The Petrus restaurant — a self-styled destination for "movers and shakers" in London's St. James's district — released details of the bill to the media after the meal last July. But on Tuesday night, staff at the lush, low-key dining room said politely but firmly that they were not allowed to speak to the media about this issue.
The party spent $62,679, most of it on wine, including a bottle of 1945 Chateau Petrus Bordeaux priced at $16,500; a $13,400 bottle of the 1946 vintage; and a bottle of the 1947 Petrus at $17,500. The dessert wine cost $13,100.
The restaurant did not even charge the party for the several hundred dollars worth of food it consumed. The bill was just for drinks, cigarettes and tax.
CBS News Correspondent Mark Phillips reports the bankers actually paid the check themselves, although some of them later tried to write it off as a client expense.
The restaurant's public relations firm, Sauce Communications, confirmed the cost of the meal but said Petrus had not released the diners' names to the media.
The restaurant is known for its fine — and expensive — wines. Among the vintages being offered Tuesday on the 21-page wine list were a 1961 Petrus at $17,800 and a 1928 vintage at $16,500.
Tom Forrest, a wine expert at London wine museum Vinopolis, said the bankers chose well. The combination of clay soil and careful tending makes Petrus wines among the most sought-after in the world, he said, and the vintages from the mid-1940s are especially valued.
"It is recognized as one of the great wines of the world," Forrest said.

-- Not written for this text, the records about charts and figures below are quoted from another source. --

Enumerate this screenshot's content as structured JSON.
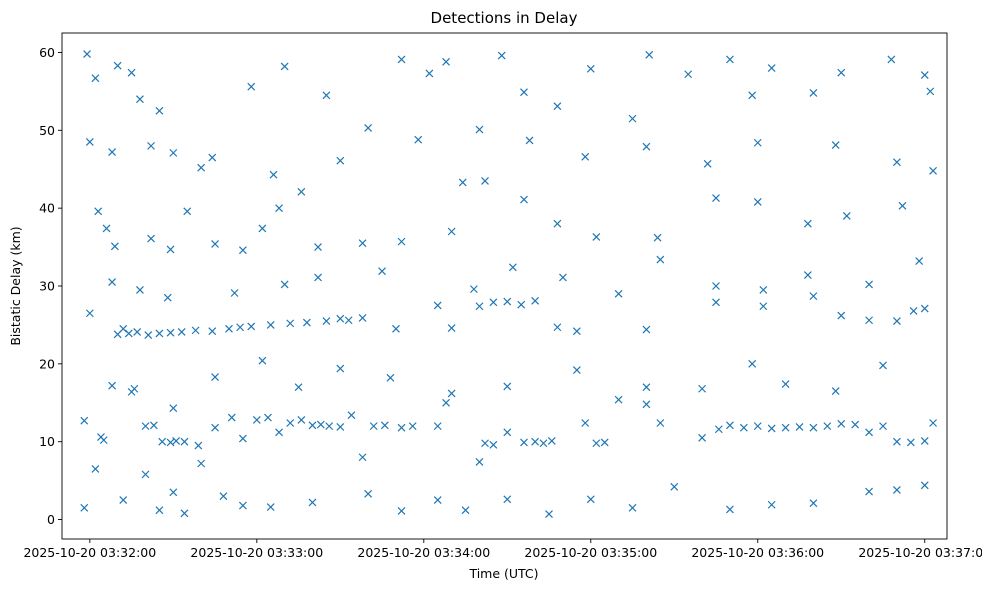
{
  "chart_data": {
    "type": "scatter",
    "title": "Detections in Delay",
    "xlabel": "Time (UTC)",
    "ylabel": "Bistatic Delay (km)",
    "marker": "x",
    "color": "#1f77b4",
    "grid": false,
    "x_unit": "time (UTC)",
    "xlim": [
      "2025-10-20 03:31:50",
      "2025-10-20 03:37:08"
    ],
    "ylim": [
      -2.5,
      62.5
    ],
    "x_ticks": [
      "2025-10-20 03:32:00",
      "2025-10-20 03:33:00",
      "2025-10-20 03:34:00",
      "2025-10-20 03:35:00",
      "2025-10-20 03:36:00",
      "2025-10-20 03:37:00"
    ],
    "y_ticks": [
      "0",
      "10",
      "20",
      "30",
      "40",
      "50",
      "60"
    ],
    "series": [
      {
        "points": [
          [
            "2025-10-20 03:31:58",
            1.5
          ],
          [
            "2025-10-20 03:32:02",
            6.5
          ],
          [
            "2025-10-20 03:32:05",
            10.2
          ],
          [
            "2025-10-20 03:32:12",
            2.5
          ],
          [
            "2025-10-20 03:32:20",
            5.8
          ],
          [
            "2025-10-20 03:32:25",
            1.2
          ],
          [
            "2025-10-20 03:32:30",
            3.5
          ],
          [
            "2025-10-20 03:32:34",
            0.8
          ],
          [
            "2025-10-20 03:32:40",
            7.2
          ],
          [
            "2025-10-20 03:32:48",
            3.0
          ],
          [
            "2025-10-20 03:32:55",
            1.8
          ],
          [
            "2025-10-20 03:33:05",
            1.6
          ],
          [
            "2025-10-20 03:33:20",
            2.2
          ],
          [
            "2025-10-20 03:33:40",
            3.3
          ],
          [
            "2025-10-20 03:33:52",
            1.1
          ],
          [
            "2025-10-20 03:34:05",
            2.5
          ],
          [
            "2025-10-20 03:34:15",
            1.2
          ],
          [
            "2025-10-20 03:34:20",
            7.4
          ],
          [
            "2025-10-20 03:34:30",
            2.6
          ],
          [
            "2025-10-20 03:34:45",
            0.7
          ],
          [
            "2025-10-20 03:35:00",
            2.6
          ],
          [
            "2025-10-20 03:35:15",
            1.5
          ],
          [
            "2025-10-20 03:35:30",
            4.2
          ],
          [
            "2025-10-20 03:35:50",
            1.3
          ],
          [
            "2025-10-20 03:36:05",
            1.9
          ],
          [
            "2025-10-20 03:36:20",
            2.1
          ],
          [
            "2025-10-20 03:36:40",
            3.6
          ],
          [
            "2025-10-20 03:36:50",
            3.8
          ],
          [
            "2025-10-20 03:37:00",
            4.4
          ],
          [
            "2025-10-20 03:31:58",
            12.7
          ],
          [
            "2025-10-20 03:32:04",
            10.6
          ],
          [
            "2025-10-20 03:32:15",
            16.4
          ],
          [
            "2025-10-20 03:32:20",
            12.0
          ],
          [
            "2025-10-20 03:32:23",
            12.1
          ],
          [
            "2025-10-20 03:32:26",
            10.0
          ],
          [
            "2025-10-20 03:32:29",
            9.9
          ],
          [
            "2025-10-20 03:32:31",
            10.1
          ],
          [
            "2025-10-20 03:32:34",
            10.0
          ],
          [
            "2025-10-20 03:32:39",
            9.5
          ],
          [
            "2025-10-20 03:32:45",
            11.8
          ],
          [
            "2025-10-20 03:32:51",
            13.1
          ],
          [
            "2025-10-20 03:32:55",
            10.4
          ],
          [
            "2025-10-20 03:33:00",
            12.8
          ],
          [
            "2025-10-20 03:33:04",
            13.1
          ],
          [
            "2025-10-20 03:33:08",
            11.2
          ],
          [
            "2025-10-20 03:33:12",
            12.4
          ],
          [
            "2025-10-20 03:33:16",
            12.8
          ],
          [
            "2025-10-20 03:33:20",
            12.1
          ],
          [
            "2025-10-20 03:33:23",
            12.2
          ],
          [
            "2025-10-20 03:33:26",
            12.0
          ],
          [
            "2025-10-20 03:33:30",
            11.9
          ],
          [
            "2025-10-20 03:33:34",
            13.4
          ],
          [
            "2025-10-20 03:33:38",
            8.0
          ],
          [
            "2025-10-20 03:33:42",
            12.0
          ],
          [
            "2025-10-20 03:33:46",
            12.1
          ],
          [
            "2025-10-20 03:33:52",
            11.8
          ],
          [
            "2025-10-20 03:33:56",
            12.0
          ],
          [
            "2025-10-20 03:34:05",
            12.0
          ],
          [
            "2025-10-20 03:34:10",
            16.2
          ],
          [
            "2025-10-20 03:34:22",
            9.8
          ],
          [
            "2025-10-20 03:34:25",
            9.6
          ],
          [
            "2025-10-20 03:34:30",
            11.2
          ],
          [
            "2025-10-20 03:34:36",
            9.9
          ],
          [
            "2025-10-20 03:34:40",
            10.0
          ],
          [
            "2025-10-20 03:34:43",
            9.8
          ],
          [
            "2025-10-20 03:34:46",
            10.1
          ],
          [
            "2025-10-20 03:34:58",
            12.4
          ],
          [
            "2025-10-20 03:35:02",
            9.8
          ],
          [
            "2025-10-20 03:35:05",
            9.9
          ],
          [
            "2025-10-20 03:35:10",
            15.4
          ],
          [
            "2025-10-20 03:35:20",
            14.8
          ],
          [
            "2025-10-20 03:35:25",
            12.4
          ],
          [
            "2025-10-20 03:35:40",
            10.5
          ],
          [
            "2025-10-20 03:35:46",
            11.6
          ],
          [
            "2025-10-20 03:35:50",
            12.1
          ],
          [
            "2025-10-20 03:35:55",
            11.8
          ],
          [
            "2025-10-20 03:36:00",
            12.0
          ],
          [
            "2025-10-20 03:36:05",
            11.7
          ],
          [
            "2025-10-20 03:36:10",
            11.8
          ],
          [
            "2025-10-20 03:36:15",
            11.9
          ],
          [
            "2025-10-20 03:36:20",
            11.8
          ],
          [
            "2025-10-20 03:36:25",
            12.0
          ],
          [
            "2025-10-20 03:36:30",
            12.3
          ],
          [
            "2025-10-20 03:36:35",
            12.2
          ],
          [
            "2025-10-20 03:36:40",
            11.2
          ],
          [
            "2025-10-20 03:36:45",
            12.0
          ],
          [
            "2025-10-20 03:36:50",
            10.0
          ],
          [
            "2025-10-20 03:36:55",
            9.9
          ],
          [
            "2025-10-20 03:37:00",
            10.1
          ],
          [
            "2025-10-20 03:37:03",
            12.4
          ],
          [
            "2025-10-20 03:32:08",
            17.2
          ],
          [
            "2025-10-20 03:32:16",
            16.8
          ],
          [
            "2025-10-20 03:32:30",
            14.3
          ],
          [
            "2025-10-20 03:32:45",
            18.3
          ],
          [
            "2025-10-20 03:33:02",
            20.4
          ],
          [
            "2025-10-20 03:33:15",
            17.0
          ],
          [
            "2025-10-20 03:33:30",
            19.4
          ],
          [
            "2025-10-20 03:33:48",
            18.2
          ],
          [
            "2025-10-20 03:34:08",
            15.0
          ],
          [
            "2025-10-20 03:34:30",
            17.1
          ],
          [
            "2025-10-20 03:34:55",
            19.2
          ],
          [
            "2025-10-20 03:35:20",
            17.0
          ],
          [
            "2025-10-20 03:35:40",
            16.8
          ],
          [
            "2025-10-20 03:35:58",
            20.0
          ],
          [
            "2025-10-20 03:36:10",
            17.4
          ],
          [
            "2025-10-20 03:36:28",
            16.5
          ],
          [
            "2025-10-20 03:36:45",
            19.8
          ],
          [
            "2025-10-20 03:32:10",
            23.8
          ],
          [
            "2025-10-20 03:32:12",
            24.5
          ],
          [
            "2025-10-20 03:32:14",
            23.9
          ],
          [
            "2025-10-20 03:32:17",
            24.1
          ],
          [
            "2025-10-20 03:32:21",
            23.7
          ],
          [
            "2025-10-20 03:32:25",
            23.9
          ],
          [
            "2025-10-20 03:32:29",
            24.0
          ],
          [
            "2025-10-20 03:32:33",
            24.1
          ],
          [
            "2025-10-20 03:32:38",
            24.3
          ],
          [
            "2025-10-20 03:32:44",
            24.2
          ],
          [
            "2025-10-20 03:32:50",
            24.5
          ],
          [
            "2025-10-20 03:32:54",
            24.7
          ],
          [
            "2025-10-20 03:32:58",
            24.8
          ],
          [
            "2025-10-20 03:33:05",
            25.0
          ],
          [
            "2025-10-20 03:33:12",
            25.2
          ],
          [
            "2025-10-20 03:33:18",
            25.3
          ],
          [
            "2025-10-20 03:33:25",
            25.5
          ],
          [
            "2025-10-20 03:33:30",
            25.8
          ],
          [
            "2025-10-20 03:33:33",
            25.6
          ],
          [
            "2025-10-20 03:33:38",
            25.9
          ],
          [
            "2025-10-20 03:33:50",
            24.5
          ],
          [
            "2025-10-20 03:34:05",
            27.5
          ],
          [
            "2025-10-20 03:34:10",
            24.6
          ],
          [
            "2025-10-20 03:34:20",
            27.4
          ],
          [
            "2025-10-20 03:34:25",
            27.9
          ],
          [
            "2025-10-20 03:34:30",
            28.0
          ],
          [
            "2025-10-20 03:34:35",
            27.6
          ],
          [
            "2025-10-20 03:34:40",
            28.1
          ],
          [
            "2025-10-20 03:34:48",
            24.7
          ],
          [
            "2025-10-20 03:34:55",
            24.2
          ],
          [
            "2025-10-20 03:35:20",
            24.4
          ],
          [
            "2025-10-20 03:35:45",
            27.9
          ],
          [
            "2025-10-20 03:36:02",
            27.4
          ],
          [
            "2025-10-20 03:36:20",
            28.7
          ],
          [
            "2025-10-20 03:36:30",
            26.2
          ],
          [
            "2025-10-20 03:36:40",
            25.6
          ],
          [
            "2025-10-20 03:36:50",
            25.5
          ],
          [
            "2025-10-20 03:36:56",
            26.8
          ],
          [
            "2025-10-20 03:37:00",
            27.1
          ],
          [
            "2025-10-20 03:32:00",
            26.5
          ],
          [
            "2025-10-20 03:32:08",
            30.5
          ],
          [
            "2025-10-20 03:32:18",
            29.5
          ],
          [
            "2025-10-20 03:32:28",
            28.5
          ],
          [
            "2025-10-20 03:32:52",
            29.1
          ],
          [
            "2025-10-20 03:33:10",
            30.2
          ],
          [
            "2025-10-20 03:33:22",
            31.1
          ],
          [
            "2025-10-20 03:33:45",
            31.9
          ],
          [
            "2025-10-20 03:34:18",
            29.6
          ],
          [
            "2025-10-20 03:34:32",
            32.4
          ],
          [
            "2025-10-20 03:34:50",
            31.1
          ],
          [
            "2025-10-20 03:35:10",
            29.0
          ],
          [
            "2025-10-20 03:35:25",
            33.4
          ],
          [
            "2025-10-20 03:35:45",
            30.0
          ],
          [
            "2025-10-20 03:36:02",
            29.5
          ],
          [
            "2025-10-20 03:36:18",
            31.4
          ],
          [
            "2025-10-20 03:36:40",
            30.2
          ],
          [
            "2025-10-20 03:36:58",
            33.2
          ],
          [
            "2025-10-20 03:32:03",
            39.6
          ],
          [
            "2025-10-20 03:32:06",
            37.4
          ],
          [
            "2025-10-20 03:32:09",
            35.1
          ],
          [
            "2025-10-20 03:32:22",
            36.1
          ],
          [
            "2025-10-20 03:32:29",
            34.7
          ],
          [
            "2025-10-20 03:32:35",
            39.6
          ],
          [
            "2025-10-20 03:32:45",
            35.4
          ],
          [
            "2025-10-20 03:32:55",
            34.6
          ],
          [
            "2025-10-20 03:33:02",
            37.4
          ],
          [
            "2025-10-20 03:33:08",
            40.0
          ],
          [
            "2025-10-20 03:33:16",
            42.1
          ],
          [
            "2025-10-20 03:33:22",
            35.0
          ],
          [
            "2025-10-20 03:33:38",
            35.5
          ],
          [
            "2025-10-20 03:33:52",
            35.7
          ],
          [
            "2025-10-20 03:34:10",
            37.0
          ],
          [
            "2025-10-20 03:34:22",
            43.5
          ],
          [
            "2025-10-20 03:34:36",
            41.1
          ],
          [
            "2025-10-20 03:34:48",
            38.0
          ],
          [
            "2025-10-20 03:35:02",
            36.3
          ],
          [
            "2025-10-20 03:35:24",
            36.2
          ],
          [
            "2025-10-20 03:35:45",
            41.3
          ],
          [
            "2025-10-20 03:36:00",
            40.8
          ],
          [
            "2025-10-20 03:36:18",
            38.0
          ],
          [
            "2025-10-20 03:36:32",
            39.0
          ],
          [
            "2025-10-20 03:36:52",
            40.3
          ],
          [
            "2025-10-20 03:31:59",
            59.8
          ],
          [
            "2025-10-20 03:32:02",
            56.7
          ],
          [
            "2025-10-20 03:32:08",
            47.2
          ],
          [
            "2025-10-20 03:32:10",
            58.3
          ],
          [
            "2025-10-20 03:32:15",
            57.4
          ],
          [
            "2025-10-20 03:32:18",
            54.0
          ],
          [
            "2025-10-20 03:32:25",
            52.5
          ],
          [
            "2025-10-20 03:32:30",
            47.1
          ],
          [
            "2025-10-20 03:32:44",
            46.5
          ],
          [
            "2025-10-20 03:32:58",
            55.6
          ],
          [
            "2025-10-20 03:33:10",
            58.2
          ],
          [
            "2025-10-20 03:33:25",
            54.5
          ],
          [
            "2025-10-20 03:33:40",
            50.3
          ],
          [
            "2025-10-20 03:33:52",
            59.1
          ],
          [
            "2025-10-20 03:34:02",
            57.3
          ],
          [
            "2025-10-20 03:34:08",
            58.8
          ],
          [
            "2025-10-20 03:34:20",
            50.1
          ],
          [
            "2025-10-20 03:34:28",
            59.6
          ],
          [
            "2025-10-20 03:34:36",
            54.9
          ],
          [
            "2025-10-20 03:34:48",
            53.1
          ],
          [
            "2025-10-20 03:35:00",
            57.9
          ],
          [
            "2025-10-20 03:35:15",
            51.5
          ],
          [
            "2025-10-20 03:35:21",
            59.7
          ],
          [
            "2025-10-20 03:35:35",
            57.2
          ],
          [
            "2025-10-20 03:35:50",
            59.1
          ],
          [
            "2025-10-20 03:35:58",
            54.5
          ],
          [
            "2025-10-20 03:36:05",
            58.0
          ],
          [
            "2025-10-20 03:36:20",
            54.8
          ],
          [
            "2025-10-20 03:36:30",
            57.4
          ],
          [
            "2025-10-20 03:36:48",
            59.1
          ],
          [
            "2025-10-20 03:37:00",
            57.1
          ],
          [
            "2025-10-20 03:37:02",
            55.0
          ],
          [
            "2025-10-20 03:32:00",
            48.5
          ],
          [
            "2025-10-20 03:32:22",
            48.0
          ],
          [
            "2025-10-20 03:32:40",
            45.2
          ],
          [
            "2025-10-20 03:33:06",
            44.3
          ],
          [
            "2025-10-20 03:33:30",
            46.1
          ],
          [
            "2025-10-20 03:33:58",
            48.8
          ],
          [
            "2025-10-20 03:34:14",
            43.3
          ],
          [
            "2025-10-20 03:34:38",
            48.7
          ],
          [
            "2025-10-20 03:34:58",
            46.6
          ],
          [
            "2025-10-20 03:35:20",
            47.9
          ],
          [
            "2025-10-20 03:35:42",
            45.7
          ],
          [
            "2025-10-20 03:36:00",
            48.4
          ],
          [
            "2025-10-20 03:36:28",
            48.1
          ],
          [
            "2025-10-20 03:36:50",
            45.9
          ],
          [
            "2025-10-20 03:37:03",
            44.8
          ]
        ]
      }
    ]
  }
}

British newspapers identified the diners as employees of Barclays Capital, the investment banking division of Barclays, Britain's largest bank. Four were named as Dayananda Kumar, Mahish Chandra and Iftikhar Hyder from the London office, and Ruth Cove from the bank's New York office. The names of the other two are not known.
Newspapers reported this week that all but one of the diners had been fired by the bank over the last few months. Hyder — who had recently joined the bank at the time of the meal — reportedly was the only one to keep his job.
Barclays Capital refused to comment, but a source at the company said the news reports were true. The Barclays' London switchboard did not have Kumar listed in its directory. An employee who answered the phone at Chandra's extension said he no longer worked for the company.
Hyder, who now works in the New York office, did not immediately return telephone calls from The Associated Press.
On Monday, London's Evening Standard newspaper quoted Kumar as saying he paid $12,800 of the tab, even though he had not drunk any wine. "To be honest, I'm not that bothered about it," Kumar was quoted as saying.
"I've been on lots of expeditions since I left the bank. I went climbing on Everest, I've just come back from Kilimanjaro, and I'm off to the North Pole soon. It's no real problem."
Many British banks have shed employees recently, but Barclays is one of the stronger performers.
The bank this month announced pretax profits of $5.3 billion for 2001, up 9 percent from the previous year. Operating profits at its business banking arm rose 5 percent to $1.7 billion.
Some commentators saw the Petrus episode as a sign that the financial sector's high-spending days are over.
"The biggest problem that has arisen from this is that nobody in the City is prepared to eat in restaurants any more after big deals," the Evening Standard quoted Kumar as saying. "It's too risky."